K F Rustamji was special security officer to Prime Minister Jawaharlal Nehru for six years. A police officer, Rustamji was his shadow and knew inside out of his master. He used to keep a diary in which he had noted down even the minutest details. He allowed his friend P V Rajagopal to publish those notes.
“It would be difficult for a person who has not known JN from close to imagine what a petty, cantankerous man he could be at times. How rude and arrogant and full of prima donna tantrums – how irascible and selfish in small things! How childish and unbearably inconsiderate he was, not only to me but to those who were supposed to be his trusted advisors! And more than anything else, how impossibly sure he could be of himself and his dictums,” Rustamji notes in his diary.
Although Rustamji adored Nehru and bend over backwards to make his boss’s life comfortable, he was sacked after six years of dedicated service.

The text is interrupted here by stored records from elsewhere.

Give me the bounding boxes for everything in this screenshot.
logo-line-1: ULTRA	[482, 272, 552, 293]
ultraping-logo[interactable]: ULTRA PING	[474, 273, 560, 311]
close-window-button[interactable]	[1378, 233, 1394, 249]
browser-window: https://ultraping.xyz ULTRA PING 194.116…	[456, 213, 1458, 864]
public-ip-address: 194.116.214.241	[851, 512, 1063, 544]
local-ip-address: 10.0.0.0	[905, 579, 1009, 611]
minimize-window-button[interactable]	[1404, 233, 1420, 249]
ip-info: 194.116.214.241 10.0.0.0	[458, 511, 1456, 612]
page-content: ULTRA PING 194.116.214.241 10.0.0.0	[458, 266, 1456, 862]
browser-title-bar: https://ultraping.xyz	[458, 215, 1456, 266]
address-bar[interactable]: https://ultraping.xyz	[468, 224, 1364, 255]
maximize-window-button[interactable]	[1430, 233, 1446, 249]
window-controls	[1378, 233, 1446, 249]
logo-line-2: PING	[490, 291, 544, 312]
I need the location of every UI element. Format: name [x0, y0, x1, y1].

Kushwant Singh, journalist and a great admirer of Nehru, was also aware of the immoral and nasty side of Nehru. According to Singh, “Nehru treated Whites with more courtesy than his countrymen.” Singh further writes, “…he spoke on the same level with Whites but tended to talk down to Indians. At times he could forget his manners.”

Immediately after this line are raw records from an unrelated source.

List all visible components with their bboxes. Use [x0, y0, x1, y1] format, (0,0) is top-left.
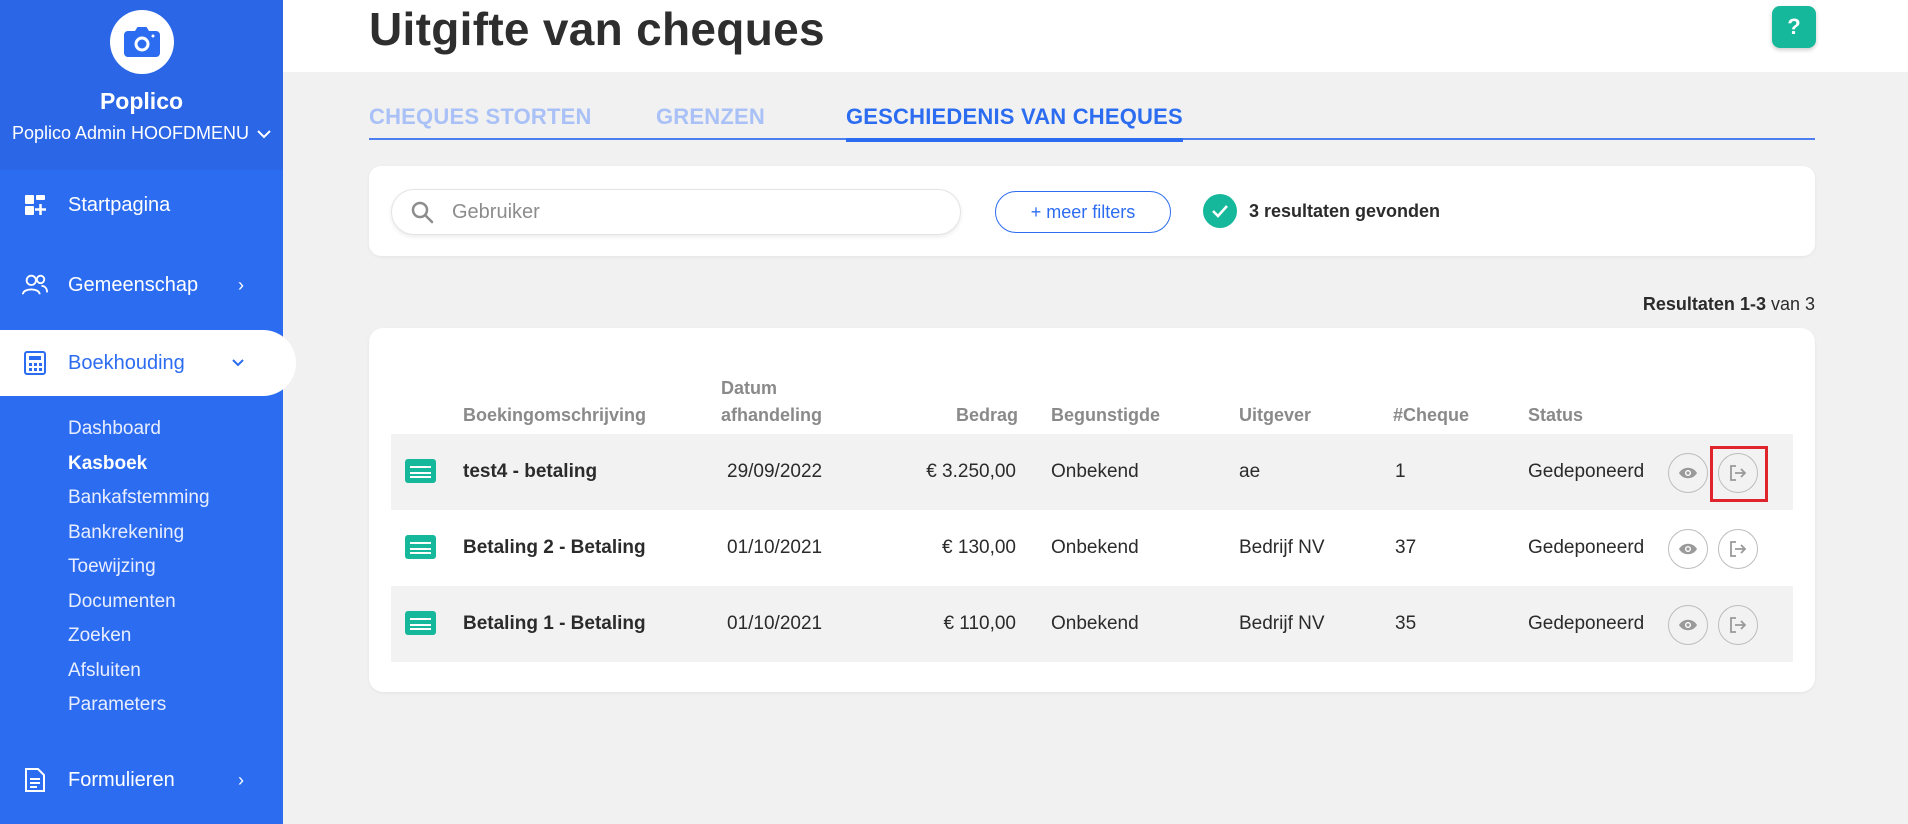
eye-icon: [1679, 543, 1697, 555]
tab-geschiedenis-van-cheques[interactable]: GESCHIEDENIS VAN CHEQUES: [846, 104, 1183, 142]
cell-amount: € 130,00: [942, 537, 1016, 558]
cell-cheque-number: 35: [1395, 613, 1417, 634]
column-header-status: Status: [1528, 405, 1584, 425]
brand-name: Poplico: [99, 88, 184, 114]
cell-date: 01/10/2021: [727, 537, 823, 558]
column-header-cheque-number: #Cheque: [1393, 405, 1470, 425]
more-filters-button[interactable]: + meer filters: [995, 191, 1171, 233]
highlight-box: [1710, 446, 1768, 502]
subnav-item-parameters[interactable]: Parameters: [68, 688, 210, 723]
cell-status: Gedeponeerd: [1528, 613, 1645, 634]
cell-issuer: Bedrijf NV: [1239, 613, 1325, 634]
subnav-item-bankafstemming[interactable]: Bankafstemming: [68, 481, 210, 516]
nav-label: Formulieren: [68, 768, 175, 791]
cell-issuer: ae: [1239, 461, 1261, 482]
view-button[interactable]: [1668, 529, 1708, 569]
tab-cheques-storten[interactable]: CHEQUES STORTEN: [369, 104, 592, 130]
subnav-item-kasboek[interactable]: Kasboek: [68, 447, 210, 482]
results-range-prefix: Resultaten: [1642, 294, 1740, 314]
results-range-value: 1-3: [1739, 294, 1766, 314]
column-header-amount: Bedrag: [955, 405, 1018, 425]
cell-status: Gedeponeerd: [1528, 461, 1645, 482]
nav-item-formulieren[interactable]: Formulieren ›: [0, 747, 296, 813]
cell-cheque-number: 1: [1395, 461, 1406, 482]
subnav-item-zoeken[interactable]: Zoeken: [68, 619, 210, 654]
cell-amount: € 3.250,00: [926, 461, 1016, 482]
filter-bar: + meer filters 3 resultaten gevonden: [369, 166, 1815, 256]
table-row[interactable]: test4 - betaling 29/09/2022 € 3.250,00 O…: [391, 434, 1793, 510]
calculator-icon: [22, 350, 48, 376]
user-menu-label: Poplico Admin HOOFDMENU: [11, 123, 250, 143]
nav-label: Startpagina: [68, 193, 171, 216]
chevron-down-icon: [257, 129, 271, 138]
results-range: Resultaten 1-3 van 3: [1643, 294, 1815, 315]
brand-header: Poplico Poplico Admin HOOFDMENU: [0, 0, 283, 170]
cheque-icon: [405, 459, 436, 483]
camera-icon: [109, 10, 174, 74]
subnav-item-afsluiten[interactable]: Afsluiten: [68, 654, 210, 689]
eye-icon: [1679, 619, 1697, 631]
nav-item-gemeenschap[interactable]: Gemeenschap ›: [0, 252, 296, 318]
result-count-text: 3 resultaten gevonden: [1249, 200, 1441, 221]
nav-label: Boekhouding: [68, 351, 185, 374]
tab-bar: CHEQUES STORTEN GRENZEN GESCHIEDENIS VAN…: [369, 100, 1815, 142]
chevron-right-icon: ›: [238, 274, 244, 295]
cell-date: 29/09/2022: [727, 461, 823, 482]
sidebar: Poplico Poplico Admin HOOFDMENU Startpag…: [0, 0, 296, 824]
cell-amount: € 110,00: [943, 613, 1016, 634]
table-row[interactable]: Betaling 1 - Betaling 01/10/2021 € 110,0…: [391, 586, 1793, 662]
tab-grenzen[interactable]: GRENZEN: [656, 104, 765, 130]
subnav-item-toewijzing[interactable]: Toewijzing: [68, 550, 210, 585]
cell-description: test4 - betaling: [463, 461, 598, 482]
subnav-item-bankrekening[interactable]: Bankrekening: [68, 516, 210, 551]
cell-beneficiary: Onbekend: [1051, 461, 1139, 482]
page-title: Uitgifte van cheques: [369, 3, 825, 55]
nav-item-boekhouding[interactable]: Boekhouding: [0, 330, 296, 396]
document-icon: [22, 767, 48, 793]
community-icon: [22, 272, 48, 298]
search-input[interactable]: [452, 200, 932, 224]
nav-label: Gemeenschap: [68, 273, 199, 296]
help-button[interactable]: ?: [1772, 6, 1816, 48]
results-range-total: van 3: [1765, 294, 1815, 314]
sign-out-icon: [1730, 617, 1747, 633]
cell-issuer: Bedrijf NV: [1239, 537, 1325, 558]
user-menu[interactable]: Poplico Admin HOOFDMENU: [0, 123, 283, 144]
nav-item-startpagina[interactable]: Startpagina: [0, 172, 296, 238]
result-count-badge: 3 resultaten gevonden: [1203, 194, 1440, 228]
chevron-down-icon: [232, 359, 244, 367]
check-icon: [1203, 194, 1237, 228]
cell-status: Gedeponeerd: [1528, 537, 1645, 558]
column-header-date: Datum afhandeling: [721, 378, 823, 425]
subnav-item-documenten[interactable]: Documenten: [68, 585, 210, 620]
top-bar: Uitgifte van cheques ?: [283, 0, 1908, 72]
sign-out-icon: [1730, 541, 1747, 557]
column-header-description: Boekingomschrijving: [463, 405, 647, 425]
search-box: [391, 189, 961, 235]
cell-cheque-number: 37: [1395, 537, 1417, 558]
subnav-item-dashboard[interactable]: Dashboard: [68, 412, 210, 447]
cell-beneficiary: Onbekend: [1051, 537, 1139, 558]
cell-description: Betaling 2 - Betaling: [463, 537, 646, 558]
table-row[interactable]: Betaling 2 - Betaling 01/10/2021 € 130,0…: [391, 510, 1793, 586]
export-button[interactable]: [1718, 605, 1758, 645]
dashboard-icon: [22, 192, 48, 218]
cell-description: Betaling 1 - Betaling: [463, 613, 646, 634]
cheque-icon: [405, 611, 436, 635]
cheque-table: Boekingomschrijving Datum afhandeling Bed…: [369, 328, 1815, 692]
eye-icon: [1679, 467, 1697, 479]
cell-beneficiary: Onbekend: [1051, 613, 1139, 634]
view-button[interactable]: [1668, 453, 1708, 493]
subnav-boekhouding: Dashboard Kasboek Bankafstemming Bankrek…: [68, 412, 210, 723]
chevron-right-icon: ›: [238, 769, 244, 790]
column-header-issuer: Uitgever: [1239, 405, 1312, 425]
search-icon: [411, 201, 434, 224]
column-header-beneficiary: Begunstigde: [1051, 405, 1161, 425]
table-header: Boekingomschrijving Datum afhandeling Bed…: [391, 368, 1793, 444]
export-button[interactable]: [1718, 529, 1758, 569]
cell-date: 01/10/2021: [727, 613, 823, 634]
view-button[interactable]: [1668, 605, 1708, 645]
cheque-icon: [405, 535, 436, 559]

Nehru used to lose his temper in during visits of foreign dignitaries. Once Mynarmar (then Burma) Prime Minister U Nu had to advise him not to lose his temper. If his breakfast was late, he would stormed into the kitchen or servants’ quarters to berate his cook. Once on a visit to Sira (in Mysore), “he barged into the kitchen in a temper, like Jesus among the moneychangers, and almost chased out all the cooks from there,” notes Rustamji. Even before he became prime minister, he slapped the president of the Punjab Pradesh Congress Committee in full view of the crowd because the microphone went dead while he was speaking.
Nehru as well as Indira Gandhi were very particular about their public image. Nehru insisted that “every photograph taken by our photographers be shown to him before being released to the press. If one had caught him yawning, asleep or picking his nose, he tore it up with his own hands,” writes Khushwant Singh in his book, Why I supported Emergency.